What exactly can we expect from such tailored ex-ante measures? Will they correct the most harmful features of large platforms’ business model? The proposals that leaked from DG Connect are promising. The European regulator is ready to prohibit GAFA from:

  • using data generated by its business clients’ activity, unless that data is also made available to them (for example, Amazon would have to start sharing the bookselling data with publishers that sell through its platform or stop using that data altogether);
  • combining users’ behavioural data from the platform with data collected from third parties (e.g. other websites) without users’ consent;
  • preferential ranking of platforms’ own offerings in their search results;
  • pre-installing own apps on manufactured devices (users should be given free choice regarding the software they want to run on their device);
  • requiring users to use a specific email provider in order to access other services offered by the platform (e.g. Android could no longer demand a Gmail address).

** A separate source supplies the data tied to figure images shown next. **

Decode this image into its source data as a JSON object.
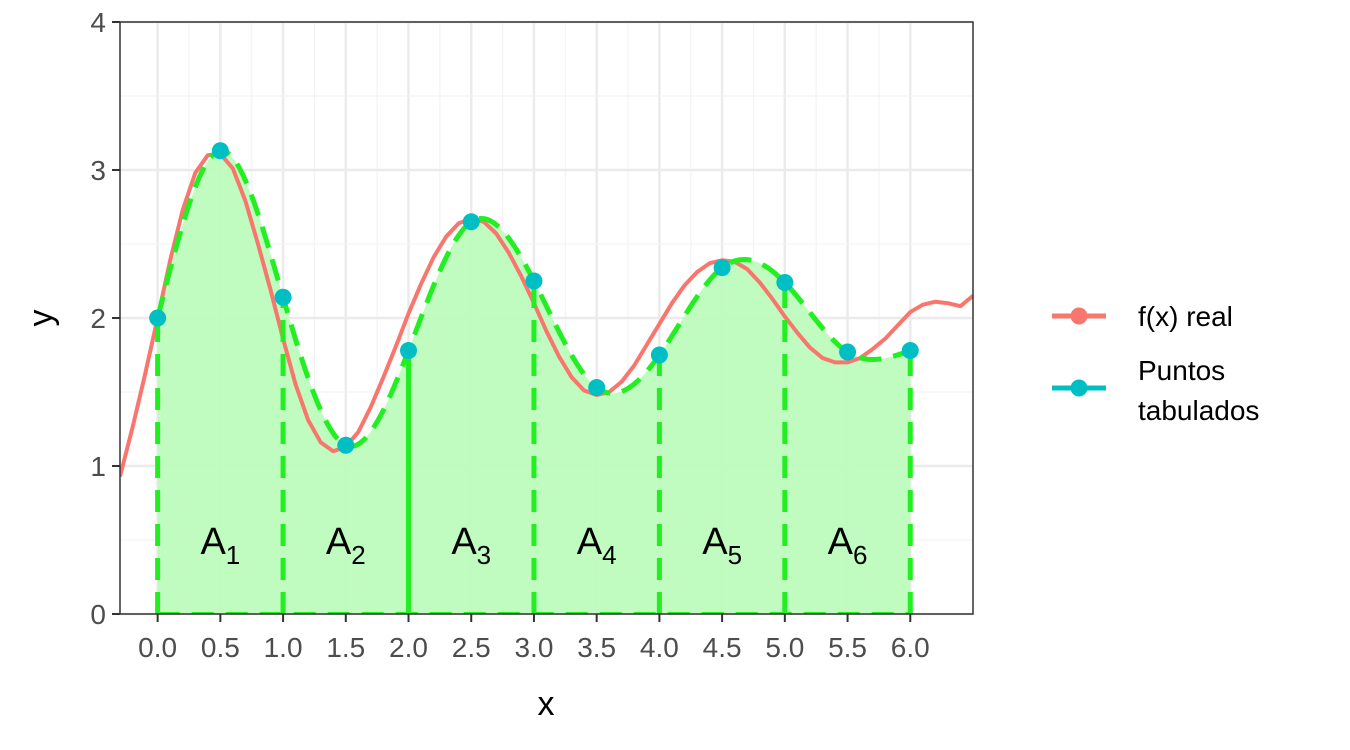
{
  "chart_data": {
    "type": "line",
    "xlabel": "x",
    "ylabel": "y",
    "xlim": [
      -0.3,
      6.5
    ],
    "ylim": [
      0,
      4
    ],
    "x_ticks": [
      "0.0",
      "0.5",
      "1.0",
      "1.5",
      "2.0",
      "2.5",
      "3.0",
      "3.5",
      "4.0",
      "4.5",
      "5.0",
      "5.5",
      "6.0"
    ],
    "y_ticks": [
      "0",
      "1",
      "2",
      "3",
      "4"
    ],
    "grid": true,
    "legend_position": "right",
    "series": [
      {
        "name": "f(x) real",
        "color": "#F8766D",
        "x": [
          -0.3,
          -0.2,
          -0.1,
          0.0,
          0.1,
          0.2,
          0.3,
          0.4,
          0.5,
          0.6,
          0.7,
          0.8,
          0.9,
          1.0,
          1.1,
          1.2,
          1.3,
          1.4,
          1.5,
          1.6,
          1.7,
          1.8,
          1.9,
          2.0,
          2.1,
          2.2,
          2.3,
          2.4,
          2.5,
          2.6,
          2.7,
          2.8,
          2.9,
          3.0,
          3.1,
          3.2,
          3.3,
          3.4,
          3.5,
          3.6,
          3.7,
          3.8,
          3.9,
          4.0,
          4.1,
          4.2,
          4.3,
          4.4,
          4.5,
          4.6,
          4.7,
          4.8,
          4.9,
          5.0,
          5.1,
          5.2,
          5.3,
          5.4,
          5.5,
          5.6,
          5.7,
          5.8,
          5.9,
          6.0,
          6.1,
          6.2,
          6.3,
          6.4,
          6.5
        ],
        "y": [
          0.93,
          1.26,
          1.62,
          2.0,
          2.39,
          2.73,
          2.98,
          3.1,
          3.11,
          3.01,
          2.79,
          2.5,
          2.19,
          1.86,
          1.55,
          1.31,
          1.16,
          1.1,
          1.13,
          1.23,
          1.4,
          1.6,
          1.81,
          2.03,
          2.23,
          2.41,
          2.55,
          2.64,
          2.67,
          2.65,
          2.57,
          2.44,
          2.28,
          2.1,
          1.91,
          1.74,
          1.6,
          1.51,
          1.48,
          1.5,
          1.57,
          1.68,
          1.82,
          1.96,
          2.1,
          2.22,
          2.31,
          2.37,
          2.39,
          2.38,
          2.33,
          2.24,
          2.13,
          2.01,
          1.9,
          1.8,
          1.73,
          1.7,
          1.7,
          1.73,
          1.79,
          1.86,
          1.95,
          2.04,
          2.09,
          2.11,
          2.1,
          2.08,
          2.15
        ]
      },
      {
        "name": "Puntos\n tabulados",
        "color": "#00BFC4",
        "x": [
          0.0,
          0.5,
          1.0,
          1.5,
          2.0,
          2.5,
          3.0,
          3.5,
          4.0,
          4.5,
          5.0,
          5.5,
          6.0
        ],
        "y": [
          2.0,
          3.13,
          2.14,
          1.14,
          1.78,
          2.65,
          2.25,
          1.53,
          1.75,
          2.34,
          2.24,
          1.77,
          1.78
        ]
      }
    ],
    "area_labels": [
      {
        "main": "A",
        "sub": "1",
        "x": 0.5,
        "y": 0.5
      },
      {
        "main": "A",
        "sub": "2",
        "x": 1.5,
        "y": 0.5
      },
      {
        "main": "A",
        "sub": "3",
        "x": 2.5,
        "y": 0.5
      },
      {
        "main": "A",
        "sub": "4",
        "x": 3.5,
        "y": 0.5
      },
      {
        "main": "A",
        "sub": "5",
        "x": 4.5,
        "y": 0.5
      },
      {
        "main": "A",
        "sub": "6",
        "x": 5.5,
        "y": 0.5
      }
    ],
    "interpolation": {
      "color": "#22EE22",
      "fill": "#BDFBBD",
      "boundaries": [
        0,
        1,
        2,
        3,
        4,
        5,
        6
      ],
      "solid_boundaries": [
        2
      ]
    },
    "legend": {
      "entries": [
        {
          "label": "f(x) real",
          "color": "#F8766D"
        },
        {
          "label_lines": [
            "Puntos",
            " tabulados"
          ],
          "color": "#00BFC4"
        }
      ]
    }
  }
}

Targeted, correcting measures – designed for each and every large platform – are a clever way to combine the best of binding regulation and the best of administrative decision. If the European Commission delivers on this promise, users will gain access to independent, competing products and services, without being forced to leave the dominant platform. Providers of such competing products and services will have equal access to dominant platforms’ APIs and application stores. This is certainly a positive change, but in the long run both users and competitors will need more than that.

We need the EU to take one more step in the same direction and introduce mandatory interoperability (both vertical and horizontal) for all large platforms that act as gatekeepers. This is the only way to truly break lock-in effects and re-establish a competitive market for start-ups and SMEs. This is also the most promising way for individuals to execute their rights – such as the right to access, correct and move own data – without being forced to rely on large platforms compliance with the GDPR. Data rights can be, much more effectively, executed via open protocols (such as a “Do Not Track” signal) or independent, trusted agents (such as the ones proposed in the MyData.org model).

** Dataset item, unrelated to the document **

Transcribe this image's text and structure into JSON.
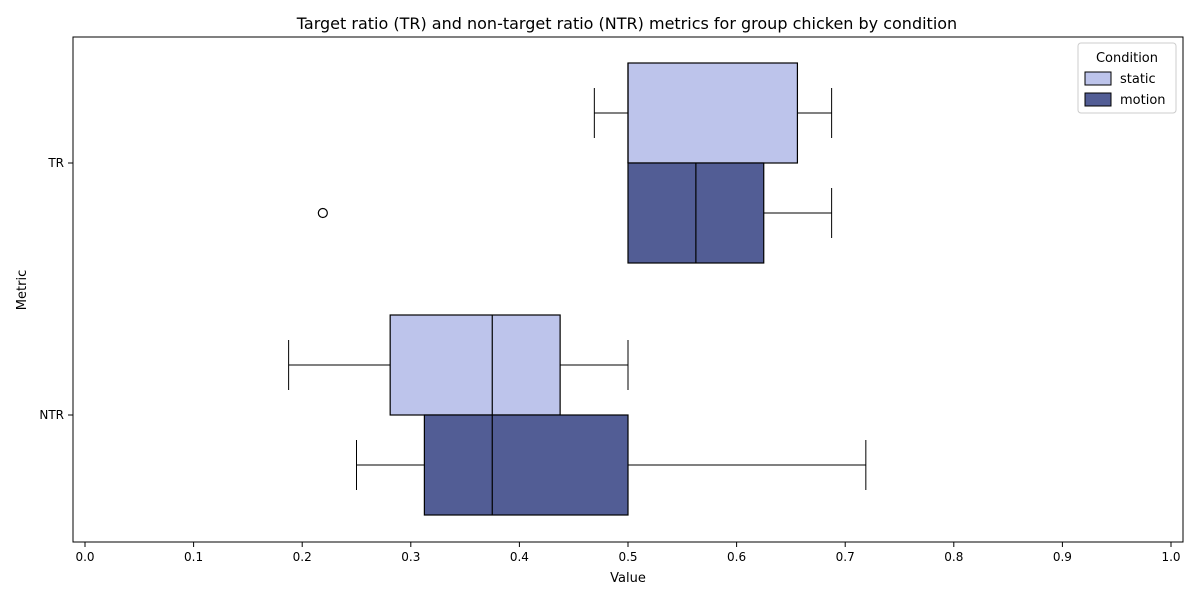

But the most meaningful change, that the DSA/DMA package can bring, is to force every dominant platform to make its core functions interoperable. So not only allow its users to install independent applications and plug-ins that add value to the platform, but allow them to use software and protocols that modify or replace core functions of the platform. In this scenario users of large platforms would not only be able to connect with their contacts outside the walled garden of a certain proprietary app, but also to curate their own newsfeed and define their own content filters, using independent software. In the longer run this is probably the only way for users to escape filter bubbles, manipulative targeting and disinformation, without leaving responsibility for solving these problems in the hands of technological giants.

At this early stage of the debate about reinventing online platforms, mandatory interoperability is nothing more than a concept, which still needs to be translated into a set of carefully crafted legal measures and technical standards, but it does carry the promise of a positive disruption. Exactly the kind of disruption the EU will need if it wants to change the power balance in online environment and create space for alternative business models to emerge.